捕虜となった于禁は関羽を倒した呉に身柄を預けられ、二年後魏へと送還される。
囚われの間に曹操はこの世を去っていた。于禁は後継の曹丕に促され曹操の墓を訪れる。
そこに置かれていた絵を見た。降伏するみじめな自分と徹底抗戦のホウ徳の事だと一目で分かった。于禁は悔しさと恥ずかしさのあまり床に伏せて亡くなったと伝えられる。
私は違うと、悔しさなんかじゃないと思う。
今年、内定辞退率予測データという秘密の商いが話題になった。提供先が就活中の学生に詫びた。
于禁はホウ徳の恩顧忘却率が高いなどという情報に乗せられてしまった。
于禁は今となっては手遅れだと知りつつも詫びずにはいられなかった。なぜなら彼は(私が独断で決めた)今年の顔なのだから。
于禁はまず曹操の墓前に額づき、次にホウ徳の絵姿と対面する。
絵は真新しく自分の送還に合わせて用意されたらしかった。勇猛とも悲壮とも誇張が過ぎることなく人物の特徴を良く捉えている。于禁を裏切り者と批難し続けた呉の賢人、虞翻にも見せたい位の出来栄えだ。
下部に唾棄と献花を掃除した跡を見つけた。自分に見せるには余計な物だ。墓守の怠慢だと思た。
やれやれ仮節鉞于将軍の復活か。知らず知らずの内に他人のアラを探してしまった。思わず「ふっ」と溜息に似た笑いが漏れた。
ホウ徳の絵姿を見た時に直感した。贖罪にはうってつけの場所。この時を逃せば次はない。たとえ私を恥ずかしめんと用意されたものであろうが感謝しかない。
ホウ徳の最期は呉に留置されていた間、度々話題にのぼった。彼の口からは最後まで恨み節は出なかったらしい。
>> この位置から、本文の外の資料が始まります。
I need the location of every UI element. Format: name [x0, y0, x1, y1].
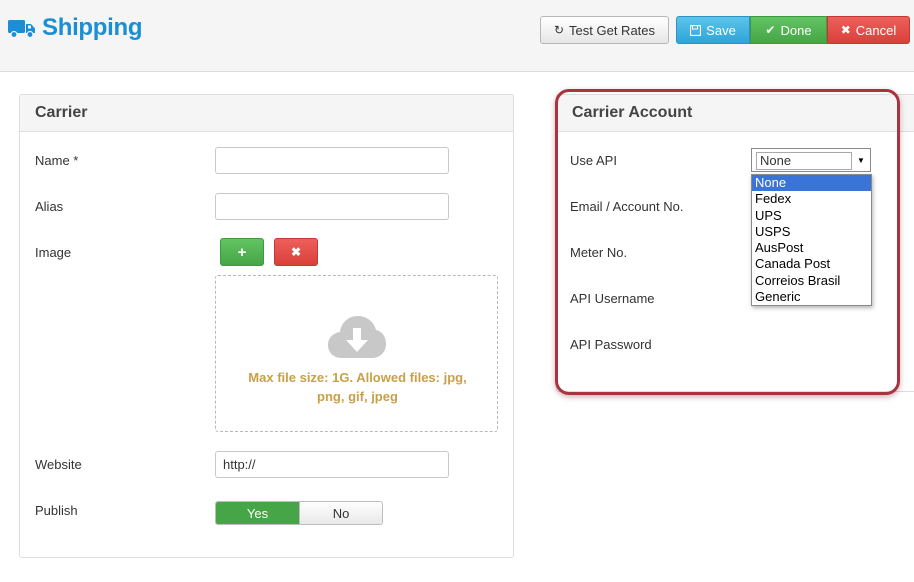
email-account-label: Email / Account No. [570, 199, 684, 214]
page-header: Shipping ↻ Test Get Rates Save ✔ Done ✖ … [0, 0, 914, 72]
test-get-rates-label: Test Get Rates [569, 22, 656, 38]
publish-label: Publish [35, 503, 78, 518]
save-label: Save [706, 22, 736, 38]
truck-icon [8, 20, 35, 39]
cancel-button[interactable]: ✖ Cancel [827, 16, 910, 44]
name-label: Name * [35, 153, 79, 168]
use-api-option[interactable]: UPS [752, 208, 871, 224]
publish-toggle: Yes No [215, 501, 383, 525]
cancel-label: Cancel [855, 22, 897, 38]
page-title: Shipping [42, 14, 143, 41]
website-label: Website [35, 457, 82, 472]
floppy-icon [690, 24, 702, 36]
alias-label: Alias [35, 199, 64, 214]
website-input[interactable] [215, 451, 449, 478]
use-api-select[interactable]: None ▼ [751, 148, 871, 172]
carrier-panel-title: Carrier [20, 95, 513, 132]
image-label: Image [35, 245, 72, 260]
test-get-rates-button[interactable]: ↻ Test Get Rates [540, 16, 669, 44]
use-api-option[interactable]: Canada Post [752, 256, 871, 272]
publish-no-button[interactable]: No [299, 502, 382, 524]
publish-yes-button[interactable]: Yes [216, 502, 299, 524]
done-button[interactable]: ✔ Done [750, 16, 827, 44]
use-api-option[interactable]: AusPost [752, 240, 871, 256]
chevron-down-icon: ▼ [857, 155, 865, 165]
add-image-button[interactable]: + [220, 238, 264, 266]
api-password-label: API Password [570, 337, 652, 352]
alias-input[interactable] [215, 193, 449, 220]
plus-icon: + [237, 243, 247, 261]
use-api-option[interactable]: Correios Brasil [752, 273, 871, 289]
use-api-option[interactable]: Fedex [752, 191, 871, 207]
use-api-option[interactable]: None [752, 175, 871, 192]
close-icon: ✖ [840, 23, 851, 37]
save-button[interactable]: Save [676, 16, 750, 44]
refresh-icon: ↻ [553, 23, 565, 37]
use-api-options-list: None Fedex UPS USPS AusPost Canada Post … [751, 174, 872, 306]
name-input[interactable] [215, 147, 449, 174]
cloud-download-icon [328, 316, 386, 358]
use-api-selected-value: None [756, 152, 852, 170]
api-username-label: API Username [570, 291, 655, 306]
title-wrap: Shipping [8, 14, 143, 42]
meter-no-label: Meter No. [570, 245, 628, 260]
dropzone-text: Max file size: 1G. Allowed files: jpg, p… [248, 370, 467, 404]
close-icon: ✖ [290, 245, 302, 259]
remove-image-button[interactable]: ✖ [274, 238, 318, 266]
use-api-label: Use API [570, 153, 617, 168]
use-api-option[interactable]: Generic [752, 289, 871, 305]
image-dropzone[interactable]: Max file size: 1G. Allowed files: jpg, p… [215, 275, 498, 432]
done-label: Done [780, 22, 812, 38]
carrier-account-panel-title: Carrier Account [557, 95, 914, 132]
use-api-option[interactable]: USPS [752, 224, 871, 240]
check-icon: ✔ [765, 23, 776, 37]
于禁は虞翻に会うたび何度も罵られ、死を求められた。しかしホウ徳の代わりを務めるには虞翻はあまりにも雄弁過ぎた。呉で死んでは詫びれず仕舞いだ。私の気が済まない。
その虞翻の存在あって、どうにか生きながらえてきたのもまた事実である。心身の衰弱に倒れそうになりつつも、罵られるたび、消え入りそうな魂に喝を入れられた思いがした。
于禁は思った。私をここに導いたのはホウ徳の魂なのだ。ホウ徳は既に魏に、曹操の傍に戻っていた。私が今ここにたどり着いたのがその証明である。
于禁はこの気付きを誰かに伝えたくて身もだえした。傍には狂ったかに見えたことだろう。
曹操廟には後日、新参のホウ徳を含む二十五人の功臣が祀られた。
……壮絶な最期を遂げた英雄は厚く祀らなければ祟り神となる。民がそう噂するのだ。
故に曹操の廟庭にはホウ徳の姿があり、于禁は遠ざけられた。